A schedule for how the process will proceed in the broker liability case before the Supreme Court has begun to take shape.
The court Thursday agreed to a request from the attorney for original plaintiff Shawn Montgomery, referred to before the court as the petitioner as it was Montgomery that sought and was granted Supreme Court review, to set a December 1 deadline for Montgomery’s brief to be filed.
The request came from attorney Paul Clement of Clement & Murphy representing Montgomery.. The role of Clement on the case shows its significance, as he presumably does not come cheap; he was the Solicitor General for three years under George W. Bush, arguing cases before the Supreme Court for the administration.
High-profile lawyer
Clement & Murphy has been described as a “boutique” law firm with a specialty in arguing before the high court. It was established in 2022 after Clement left the firm of Lane & Kirkland in a high-profile departure.

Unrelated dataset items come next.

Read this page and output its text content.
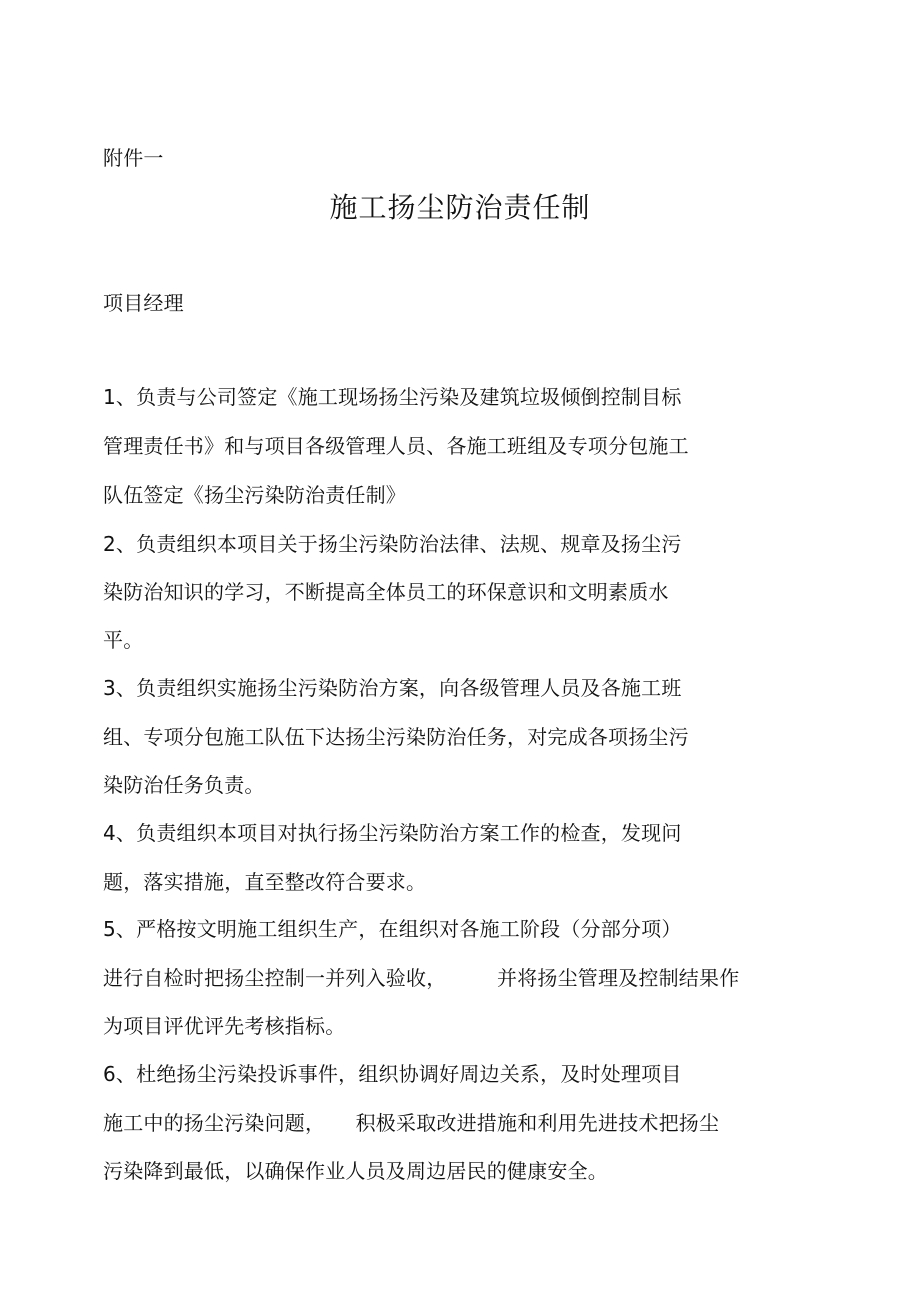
附件一
施工扬尘防治责任制
项目经理
1、负责与公司签定《施工现场扬尘污染及建筑垃圾倾倒控制目标
管理责任书》和与项目各级管理人员、各施工班组及专项分包施工
队伍签定《扬尘污染防治责任制》
2、负责组织本项目关于扬尘污染防治法律、法规、规章及扬尘污
染防治知识的学习，不断提高全体员工的环保意识和文明素质水
平。
3、负责组织实施扬尘污染防治方案，向各级管理人员及各施工班
组、专项分包施工队伍下达扬尘污染防治任务，对完成各项扬尘污
染防治任务负责。
4、负责组织本项目对执行扬尘污染防治方案工作的检查，发现问
题，落实措施，直至整改符合要求。
5、严格按文明施工组织生产，在组织对各施工阶段（分部分项）
进行自检时把扬尘控制一并列入验收，　　　并将扬尘管理及控制结果作
为项目评优评先考核指标。
6、杜绝扬尘污染投诉事件，组织协调好周边关系，及时处理项目
施工中的扬尘污染问题，　　积极采取改进措施和利用先进技术把扬尘
污染降到最低，以确保作业人员及周边居民的健康安全。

The firm recently made news in legal circles by hiring Danielle Sassoon, the former Acting U.S. Attorney for the Southern District of New York. She resigned after being instructed to drop corruption charges against outgoing New York mayor Eric Adams.

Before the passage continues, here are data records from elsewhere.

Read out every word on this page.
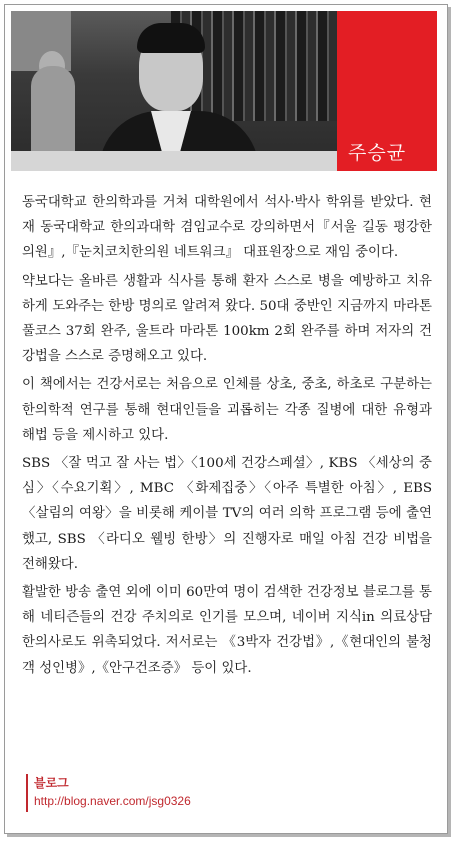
주승균

동국대학교 한의학과를 거쳐 대학원에서 석사·박사 학위를 받았다. 현재 동국대학교 한의과대학 겸임교수로 강의하면서『서울 길동 평강한의원』,『눈치코치한의원 네트워크』 대표원장으로 재임 중이다.

약보다는 올바른 생활과 식사를 통해 환자 스스로 병을 예방하고 치유하게 도와주는 한방 명의로 알려져 왔다. 50대 중반인 지금까지 마라톤 풀코스 37회 완주, 울트라 마라톤 100km 2회 완주를 하며 저자의 건강법을 스스로 증명해오고 있다.

이 책에서는 건강서로는 처음으로 인체를 상초, 중초, 하초로 구분하는 한의학적 연구를 통해 현대인들을 괴롭히는 각종 질병에 대한 유형과 해법 등을 제시하고 있다.

SBS 〈잘 먹고 잘 사는 법〉〈100세 건강스페셜〉, KBS 〈세상의 중심〉〈수요기획〉, MBC 〈화제집중〉〈아주 특별한 아침〉, EBS 〈살림의 여왕〉을 비롯해 케이블 TV의 여러 의학 프로그램 등에 출연했고, SBS 〈라디오 웰빙 한방〉의 진행자로 매일 아침 건강 비법을 전해왔다.

활발한 방송 출연 외에 이미 60만여 명이 검색한 건강정보 블로그를 통해 네티즌들의 건강 주치의로 인기를 모으며, 네이버 지식in 의료상담 한의사로도 위촉되었다. 저서로는 《3박자 건강법》,《현대인의 불청객 성인병》,《안구건조증》 등이 있다.

블로그
http://blog.naver.com/jsg0326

The next relevant date in Montgomery vs. Caribe after December 1 is January 14, which is the deadline for the respondents to file.

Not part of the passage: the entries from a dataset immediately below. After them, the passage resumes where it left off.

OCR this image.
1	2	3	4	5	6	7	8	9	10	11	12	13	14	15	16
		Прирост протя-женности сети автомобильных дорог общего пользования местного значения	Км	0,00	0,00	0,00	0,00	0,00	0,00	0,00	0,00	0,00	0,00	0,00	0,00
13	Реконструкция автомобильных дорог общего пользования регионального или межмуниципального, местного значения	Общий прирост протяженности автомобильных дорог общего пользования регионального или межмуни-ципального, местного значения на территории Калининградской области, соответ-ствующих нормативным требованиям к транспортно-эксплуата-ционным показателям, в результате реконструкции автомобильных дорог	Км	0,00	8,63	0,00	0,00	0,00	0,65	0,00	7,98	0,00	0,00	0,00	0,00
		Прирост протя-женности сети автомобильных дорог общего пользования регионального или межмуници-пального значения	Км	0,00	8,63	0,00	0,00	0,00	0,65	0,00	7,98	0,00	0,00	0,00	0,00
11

After that, the deadline for Montgomery to respond to the Caribe brief and presumably friends of the court briefs filed by other parties, such as the Transportation Intermediaries Association, was set for February 13.
Sometime after that, there will be oral arguments in the case.
The role of C.H. Robinson
C.H. Robinson (NASDAQ: CHRW) was removed as a defendant in the case by a lower court so it is no longer listed as a party. But it was the giant 3PL that hired Caribe Transport to move freight, and it was Caribe that was involved in the December 7, 2017 collision in Illinois that seriously injured Montgomery, including a leg amputation.
The removal of C.H. Robinson in November 2023 was ordered under the provisions of the Federal Aviation Administration Authorization Act and its restriction on state action that could impact a transportation “price, route or service.”
But that law also has a safety exception, which allows state action against a transportation provider if it can be found the provider acted in a negligent manner. Precisely what constitutes actionable behavior under the safety exception is very much up for debate, which is why Montgomery is before the Supreme Court. Specifically: does the safety exception include finding liable a broker that hired a carrier involved in a wreck, particularly if the carrier had a poor safety record?
There are conflicting rulings among the circuit courts on that question. The brokerage industry prevailed on that question in Montgomery, Ye vs. GlobalTranz, Gauthier vs. TQL and Aspen vs. Landstar. The first two cases saw their losing plaintiffs request certiorari from the Supreme Court, but those appeals were denied.
The court in 2022 had rejected review in Miller vs. C.H. Robinson. That Ninth Circuit decision was a loss for the 3PL sector while contributing to the split decisions among the circuits on the question of the safety exception.
With conflicting circuit court decisions on the issue piling up, the justices accepted the Montgomery request, setting the stage for a precedent-setting decision that could impact the brokerage sector.
There’s another case sitting before the justices: Cox vs. TQL. That Sixth Circuit case, like Miller vs. Robinson, was a loss for the brokerage industry.
TQL requested certiorari. The court has not granted review, nor has it declined it. The general assumption in the legal sector is that the justices are likely to let that one sit until there’s a resolution coming out of Montgomery vs. Caribe, since the issues in the two cases are essentially the same.